Its hardware underpins most AI applications today, with one report suggesting it has cornered 95% of the market for machine learning.
ChatGPT, the chatbot that sparked AI fervour with its launch last year, was trained using 10,000 of Nvidia's graphics processing units (GPUs) clustered together in a supercomputer belonging to Microsoft.
Analysts say the company is well positioned as AI ushers in the next wave of tech advances.
"We view Nvidia at the core hearts and lungs of the AI revolution," Wedbush Securities analyst Dan Ives wrote last week, after the firm's update to investors.
The firm said last week it expected to bring in $11bn in sales in the three months to July - almost 50% more than analysts had expected.
Geir Lode, head of global equities at Federated Hermes, said the magnitude of the recent leap in Nvidia's share price was "an astonishing surprise even to techno-optimists".
"Artificial intelligence is the next super charged growth area, and we expect this is just the beginning," Mr Lode said. "We know growth will be there, but valuations can be hard to justify."

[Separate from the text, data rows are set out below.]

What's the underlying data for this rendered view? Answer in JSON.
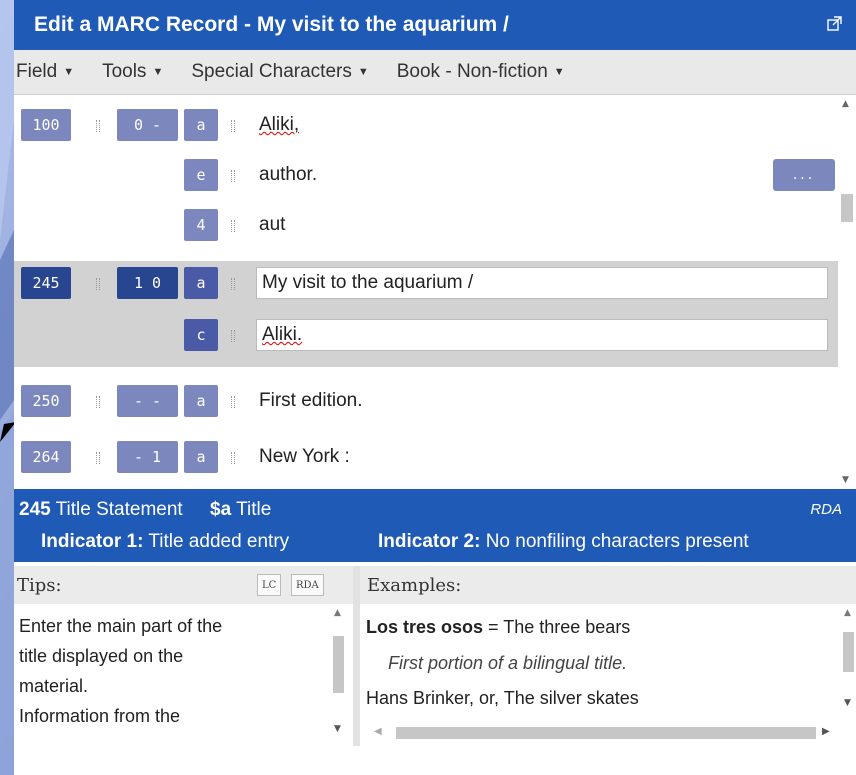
{
  "window": {
    "title": "Edit a MARC Record - My visit to the aquarium /",
    "popout_icon": "external-link-icon"
  },
  "menus": [
    {
      "label": "Field"
    },
    {
      "label": "Tools"
    },
    {
      "label": "Special Characters"
    },
    {
      "label": "Book - Non-fiction"
    }
  ],
  "fields": [
    {
      "tag": "100",
      "indicators": "0 -",
      "subfields": [
        {
          "code": "a",
          "value": "Aliki,"
        },
        {
          "code": "e",
          "value": "author."
        },
        {
          "code": "4",
          "value": "aut"
        }
      ]
    },
    {
      "tag": "245",
      "indicators": "1 0",
      "selected": true,
      "subfields": [
        {
          "code": "a",
          "value": "My visit to the aquarium /"
        },
        {
          "code": "c",
          "value": "Aliki."
        }
      ]
    },
    {
      "tag": "250",
      "indicators": "- -",
      "subfields": [
        {
          "code": "a",
          "value": "First edition."
        }
      ]
    },
    {
      "tag": "264",
      "indicators": "- 1",
      "subfields": [
        {
          "code": "a",
          "value": "New York :"
        }
      ]
    }
  ],
  "more_button": "...",
  "info": {
    "tag": "245",
    "field_name": "Title Statement",
    "subfield_code": "$a",
    "subfield_name": "Title",
    "standard": "RDA",
    "ind1_label": "Indicator 1:",
    "ind1_value": "Title added entry",
    "ind2_label": "Indicator 2:",
    "ind2_value": "No nonfiling characters present"
  },
  "tips": {
    "heading": "Tips:",
    "lc_button": "LC",
    "rda_button": "RDA",
    "lines": [
      "Enter the main part of the",
      "title displayed on the",
      "material.",
      "Information from the"
    ]
  },
  "examples": {
    "heading": "Examples:",
    "ex1_bold": "Los tres osos",
    "ex1_rest": " = The three bears",
    "ex1_note": "First portion of a bilingual title.",
    "ex2": "Hans Brinker, or, The silver skates"
  },
  "colors": {
    "header_blue": "#1f5ab6",
    "tag_box": "#7c87be",
    "tag_box_selected": "#4a5aa6",
    "tag_box_active": "#27468f"
  }
}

Though Nvidia boomed during the pandemic, its overall revenue growth was flat last year, while profits were cut in half.
Rivals AMD and Intel are racing to develop their own offerings, while start-ups are also emerging.
There are also questions about whether the firm can keep up with demand, as well as ethical issues to explore, such as whether Nvidia should vet the AI products it produces chips for amid concerns about the impact of AI on society.
"Nvidia is the one with the target on its back that everybody is trying to take down," Kevin Krewell, an industry analyst at Tirias Research, told the BBC recently.
In the past, investors have not hesitated to sour on former favourites.
Facebook-owner Meta, which joined the $1tn club in 2021, was booted out just a few months later, as its shares lost roughly three quarters of their value. It is valued at about $670bn today.
Communications giant Cisco was also seen as a likely trillion dollar club member during the dotcom tech bubble of the late 1990s. But that bubble burst and the firm is valued at about $200bn today.